Penderita kaki gajah merupakan seorang anak laki-laki yang masih berusia 13 tahun diketahui saat ini sebagian besar kaki penderita mengalami bengkak pada bagian kaki kanan maupun kaki kiri.
Ditemukannya kembali penyakit kaki gajah berawal dari keluarga hasil uji lab sampel darah yang diambil menunjukkan hasil positif menderita penyakit kaki gajah.
Upaya yang dilakukan oleh Dinas Kesehatan Simeulue saat ini sudah melaporkan kejadian ditemukannya penyakit kaki gajah kepada Kementerian Kesehatan.
“Hingga kini dari Kemenkes sudah mengirimkan obat untuk penderita kaki gajah, dan akan secepatnya diberikan agar dapat mencegah semakin membengkaknya pada bagian kaki penderita penyakit kaki gaja tersebut,” kata Revita Devayan.
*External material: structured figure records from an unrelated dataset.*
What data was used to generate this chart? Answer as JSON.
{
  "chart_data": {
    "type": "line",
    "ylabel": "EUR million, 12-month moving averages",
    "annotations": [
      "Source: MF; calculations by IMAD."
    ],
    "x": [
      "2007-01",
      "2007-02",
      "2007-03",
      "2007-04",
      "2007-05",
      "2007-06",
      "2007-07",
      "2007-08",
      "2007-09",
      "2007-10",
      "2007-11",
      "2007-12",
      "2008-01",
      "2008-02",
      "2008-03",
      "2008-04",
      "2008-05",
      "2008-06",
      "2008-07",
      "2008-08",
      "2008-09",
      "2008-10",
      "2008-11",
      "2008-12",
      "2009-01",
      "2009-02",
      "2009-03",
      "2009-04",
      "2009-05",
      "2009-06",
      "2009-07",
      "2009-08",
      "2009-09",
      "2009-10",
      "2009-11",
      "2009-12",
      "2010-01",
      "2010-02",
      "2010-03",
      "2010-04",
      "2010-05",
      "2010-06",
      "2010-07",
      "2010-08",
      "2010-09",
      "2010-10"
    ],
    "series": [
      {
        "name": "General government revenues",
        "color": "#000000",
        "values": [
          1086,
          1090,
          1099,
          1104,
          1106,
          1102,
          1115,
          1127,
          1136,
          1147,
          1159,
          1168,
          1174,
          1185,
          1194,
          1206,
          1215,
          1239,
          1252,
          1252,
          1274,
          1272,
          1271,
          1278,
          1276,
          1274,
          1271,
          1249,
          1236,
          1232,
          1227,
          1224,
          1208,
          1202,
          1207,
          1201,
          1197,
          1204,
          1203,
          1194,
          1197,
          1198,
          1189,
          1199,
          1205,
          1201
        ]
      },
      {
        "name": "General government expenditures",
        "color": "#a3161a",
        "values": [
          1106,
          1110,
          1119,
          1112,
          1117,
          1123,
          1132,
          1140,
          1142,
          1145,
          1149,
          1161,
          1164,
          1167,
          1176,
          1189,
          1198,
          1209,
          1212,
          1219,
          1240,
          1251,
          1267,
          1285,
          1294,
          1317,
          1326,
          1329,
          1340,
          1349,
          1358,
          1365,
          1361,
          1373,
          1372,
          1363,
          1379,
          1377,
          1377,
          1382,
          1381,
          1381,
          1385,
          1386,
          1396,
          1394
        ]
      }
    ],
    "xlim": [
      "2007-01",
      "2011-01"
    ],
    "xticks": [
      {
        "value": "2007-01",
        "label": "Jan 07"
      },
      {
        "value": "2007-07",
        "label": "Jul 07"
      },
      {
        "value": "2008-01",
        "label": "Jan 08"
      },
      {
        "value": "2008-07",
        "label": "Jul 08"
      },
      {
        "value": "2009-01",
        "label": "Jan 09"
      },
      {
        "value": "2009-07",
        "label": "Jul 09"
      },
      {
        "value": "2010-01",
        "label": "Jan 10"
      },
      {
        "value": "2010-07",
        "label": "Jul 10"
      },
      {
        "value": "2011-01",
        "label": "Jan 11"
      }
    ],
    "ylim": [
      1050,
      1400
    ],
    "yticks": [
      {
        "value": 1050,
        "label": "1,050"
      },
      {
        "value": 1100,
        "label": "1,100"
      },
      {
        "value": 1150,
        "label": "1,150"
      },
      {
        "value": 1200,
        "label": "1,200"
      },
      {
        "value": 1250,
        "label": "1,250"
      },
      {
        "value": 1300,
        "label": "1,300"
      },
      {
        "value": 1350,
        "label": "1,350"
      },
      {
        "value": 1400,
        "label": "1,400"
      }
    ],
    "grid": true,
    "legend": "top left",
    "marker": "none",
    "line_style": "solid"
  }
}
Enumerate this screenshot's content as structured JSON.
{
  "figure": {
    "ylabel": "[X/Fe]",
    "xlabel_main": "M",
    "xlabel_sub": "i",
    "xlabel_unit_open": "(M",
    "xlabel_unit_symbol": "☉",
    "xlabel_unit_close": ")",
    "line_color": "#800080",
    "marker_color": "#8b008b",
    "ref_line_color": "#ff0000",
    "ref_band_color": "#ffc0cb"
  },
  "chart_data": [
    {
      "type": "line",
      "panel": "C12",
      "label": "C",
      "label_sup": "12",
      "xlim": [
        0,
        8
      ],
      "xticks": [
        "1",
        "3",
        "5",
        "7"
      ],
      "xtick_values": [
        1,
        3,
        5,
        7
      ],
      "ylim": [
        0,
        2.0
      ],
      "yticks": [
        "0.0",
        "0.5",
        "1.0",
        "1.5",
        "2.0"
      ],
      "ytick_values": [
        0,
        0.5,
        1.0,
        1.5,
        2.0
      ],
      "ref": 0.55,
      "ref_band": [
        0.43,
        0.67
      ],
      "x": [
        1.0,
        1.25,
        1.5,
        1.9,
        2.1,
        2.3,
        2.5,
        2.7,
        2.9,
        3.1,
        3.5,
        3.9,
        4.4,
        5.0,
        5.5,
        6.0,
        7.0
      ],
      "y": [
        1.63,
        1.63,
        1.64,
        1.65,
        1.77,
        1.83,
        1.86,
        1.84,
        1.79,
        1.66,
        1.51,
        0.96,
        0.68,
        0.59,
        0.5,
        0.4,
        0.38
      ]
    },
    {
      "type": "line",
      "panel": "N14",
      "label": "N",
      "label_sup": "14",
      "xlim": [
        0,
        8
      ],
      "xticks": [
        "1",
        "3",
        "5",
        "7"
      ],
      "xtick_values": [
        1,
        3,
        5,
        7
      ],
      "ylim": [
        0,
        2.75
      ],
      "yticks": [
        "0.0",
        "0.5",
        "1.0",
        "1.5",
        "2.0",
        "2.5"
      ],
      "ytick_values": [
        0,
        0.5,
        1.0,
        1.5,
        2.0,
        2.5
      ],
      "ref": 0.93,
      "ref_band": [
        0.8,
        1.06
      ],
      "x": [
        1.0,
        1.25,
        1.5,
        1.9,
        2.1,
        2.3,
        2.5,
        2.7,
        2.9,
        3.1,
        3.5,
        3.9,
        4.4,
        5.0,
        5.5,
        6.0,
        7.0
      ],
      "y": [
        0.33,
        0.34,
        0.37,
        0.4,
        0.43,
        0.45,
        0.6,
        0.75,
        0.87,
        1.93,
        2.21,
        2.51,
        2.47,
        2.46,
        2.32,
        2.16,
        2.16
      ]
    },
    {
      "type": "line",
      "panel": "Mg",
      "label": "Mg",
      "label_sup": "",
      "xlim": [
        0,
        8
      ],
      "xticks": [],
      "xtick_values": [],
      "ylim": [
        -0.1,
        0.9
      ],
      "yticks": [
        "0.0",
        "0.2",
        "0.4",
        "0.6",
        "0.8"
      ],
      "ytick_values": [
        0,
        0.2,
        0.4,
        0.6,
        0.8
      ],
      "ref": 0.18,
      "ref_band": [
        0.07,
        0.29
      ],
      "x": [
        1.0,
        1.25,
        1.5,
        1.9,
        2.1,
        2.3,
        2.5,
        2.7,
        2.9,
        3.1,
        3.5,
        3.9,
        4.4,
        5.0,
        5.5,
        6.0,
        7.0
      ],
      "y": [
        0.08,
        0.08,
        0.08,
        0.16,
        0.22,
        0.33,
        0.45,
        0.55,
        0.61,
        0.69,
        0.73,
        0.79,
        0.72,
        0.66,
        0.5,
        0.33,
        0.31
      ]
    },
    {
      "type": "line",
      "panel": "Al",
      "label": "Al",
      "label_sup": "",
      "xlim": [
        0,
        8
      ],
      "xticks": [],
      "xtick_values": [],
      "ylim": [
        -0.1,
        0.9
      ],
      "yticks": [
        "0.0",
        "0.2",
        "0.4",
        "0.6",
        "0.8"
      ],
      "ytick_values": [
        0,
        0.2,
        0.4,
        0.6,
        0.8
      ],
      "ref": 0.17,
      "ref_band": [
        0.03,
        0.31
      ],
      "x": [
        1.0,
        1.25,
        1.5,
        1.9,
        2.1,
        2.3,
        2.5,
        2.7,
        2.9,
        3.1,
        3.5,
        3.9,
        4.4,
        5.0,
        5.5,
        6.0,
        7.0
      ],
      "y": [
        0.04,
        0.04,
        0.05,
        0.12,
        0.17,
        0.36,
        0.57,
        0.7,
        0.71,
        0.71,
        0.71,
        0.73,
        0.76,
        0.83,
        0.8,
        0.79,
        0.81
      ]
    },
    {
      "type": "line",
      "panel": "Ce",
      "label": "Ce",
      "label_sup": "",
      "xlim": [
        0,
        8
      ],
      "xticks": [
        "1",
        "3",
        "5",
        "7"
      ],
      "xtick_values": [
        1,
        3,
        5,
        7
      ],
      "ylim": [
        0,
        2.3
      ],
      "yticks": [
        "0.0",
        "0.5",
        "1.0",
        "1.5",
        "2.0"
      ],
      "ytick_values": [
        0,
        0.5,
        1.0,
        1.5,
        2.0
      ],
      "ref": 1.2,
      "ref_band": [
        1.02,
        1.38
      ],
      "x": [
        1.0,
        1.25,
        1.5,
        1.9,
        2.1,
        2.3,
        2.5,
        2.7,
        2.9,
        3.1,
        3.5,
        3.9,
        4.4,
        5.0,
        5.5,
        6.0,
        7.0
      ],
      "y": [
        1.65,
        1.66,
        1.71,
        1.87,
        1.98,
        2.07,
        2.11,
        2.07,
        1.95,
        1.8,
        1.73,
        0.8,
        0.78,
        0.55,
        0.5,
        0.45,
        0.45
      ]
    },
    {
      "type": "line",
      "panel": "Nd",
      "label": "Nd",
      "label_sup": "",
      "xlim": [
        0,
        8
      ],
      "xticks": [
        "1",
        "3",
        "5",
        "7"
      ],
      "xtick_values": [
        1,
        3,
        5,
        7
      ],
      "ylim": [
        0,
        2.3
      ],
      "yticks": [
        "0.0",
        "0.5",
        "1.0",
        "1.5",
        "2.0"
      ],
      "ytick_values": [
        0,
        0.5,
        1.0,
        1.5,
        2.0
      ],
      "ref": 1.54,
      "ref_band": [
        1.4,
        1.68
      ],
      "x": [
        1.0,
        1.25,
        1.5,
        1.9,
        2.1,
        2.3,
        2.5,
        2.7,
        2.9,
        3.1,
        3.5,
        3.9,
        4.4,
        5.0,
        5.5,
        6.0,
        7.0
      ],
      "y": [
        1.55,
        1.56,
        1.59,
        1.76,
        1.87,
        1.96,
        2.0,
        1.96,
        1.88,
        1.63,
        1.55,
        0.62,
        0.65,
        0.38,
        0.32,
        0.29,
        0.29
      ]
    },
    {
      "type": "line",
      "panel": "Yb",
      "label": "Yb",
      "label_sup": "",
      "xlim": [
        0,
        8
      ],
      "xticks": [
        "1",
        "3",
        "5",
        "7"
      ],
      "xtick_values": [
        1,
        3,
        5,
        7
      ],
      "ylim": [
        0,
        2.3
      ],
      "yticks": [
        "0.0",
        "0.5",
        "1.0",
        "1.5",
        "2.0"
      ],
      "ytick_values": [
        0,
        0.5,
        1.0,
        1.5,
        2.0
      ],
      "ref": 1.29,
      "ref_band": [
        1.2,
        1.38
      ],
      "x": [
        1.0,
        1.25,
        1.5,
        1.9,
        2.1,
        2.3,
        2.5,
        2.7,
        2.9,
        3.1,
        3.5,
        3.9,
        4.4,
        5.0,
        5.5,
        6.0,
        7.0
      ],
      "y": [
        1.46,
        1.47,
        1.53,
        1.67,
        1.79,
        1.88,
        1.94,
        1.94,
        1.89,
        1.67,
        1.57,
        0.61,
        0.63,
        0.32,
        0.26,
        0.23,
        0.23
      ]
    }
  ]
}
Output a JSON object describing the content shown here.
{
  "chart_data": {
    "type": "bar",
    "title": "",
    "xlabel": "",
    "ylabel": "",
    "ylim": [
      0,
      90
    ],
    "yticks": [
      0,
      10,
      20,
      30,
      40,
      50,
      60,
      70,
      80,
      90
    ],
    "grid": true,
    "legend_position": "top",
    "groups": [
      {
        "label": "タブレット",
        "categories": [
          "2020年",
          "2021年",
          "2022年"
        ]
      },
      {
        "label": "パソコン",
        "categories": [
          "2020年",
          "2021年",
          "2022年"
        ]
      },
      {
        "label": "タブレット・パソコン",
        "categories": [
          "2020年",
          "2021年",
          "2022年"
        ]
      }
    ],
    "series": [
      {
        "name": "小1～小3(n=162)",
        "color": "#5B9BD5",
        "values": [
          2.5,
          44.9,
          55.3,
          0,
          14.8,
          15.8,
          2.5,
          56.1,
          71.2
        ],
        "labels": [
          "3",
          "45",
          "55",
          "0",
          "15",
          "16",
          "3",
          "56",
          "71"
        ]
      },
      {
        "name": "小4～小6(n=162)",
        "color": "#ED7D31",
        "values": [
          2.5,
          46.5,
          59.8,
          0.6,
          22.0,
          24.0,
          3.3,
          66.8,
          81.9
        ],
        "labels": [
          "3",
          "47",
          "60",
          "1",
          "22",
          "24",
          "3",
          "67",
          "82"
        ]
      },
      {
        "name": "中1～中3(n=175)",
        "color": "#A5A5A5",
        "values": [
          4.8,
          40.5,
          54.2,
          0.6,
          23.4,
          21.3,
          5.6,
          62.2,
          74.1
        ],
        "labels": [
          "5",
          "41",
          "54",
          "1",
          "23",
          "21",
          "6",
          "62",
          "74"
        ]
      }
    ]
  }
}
Dinas Kesehatan Simeulue melalui Puskesmas Salang akan terus memantau perkembangan kondisi seorang pelajar yang mengalami penyakit kaki gajah.
Penyakit kaki gajah terakhir kali terjadi di Kabupaten Simeulue pada tahun 2018 silam, sementara untuk penularan penyakit kaki gajah berpotensi besar dapat terjadi melalui gigitan nyamuk.
“Kita sangat khawatir adanya penularan yang dapat ditularkan melalui gigitan nyamuk, masyarakat diharapkan dapat meningkatkan kesadaran untuk melakukan pembersihan bak air maupun pada selokan,”jelas Revita Devayan.
Pihaknya sangat berharap agar Pemerintah Kabupaten Simeulue dapat dengan serius terhadap ditemukannya kembali penyakit kaki gajah yang dialami oleh seorang pelajar, sebab jenis penyakit ini merupakan penyakit yang sudah langka.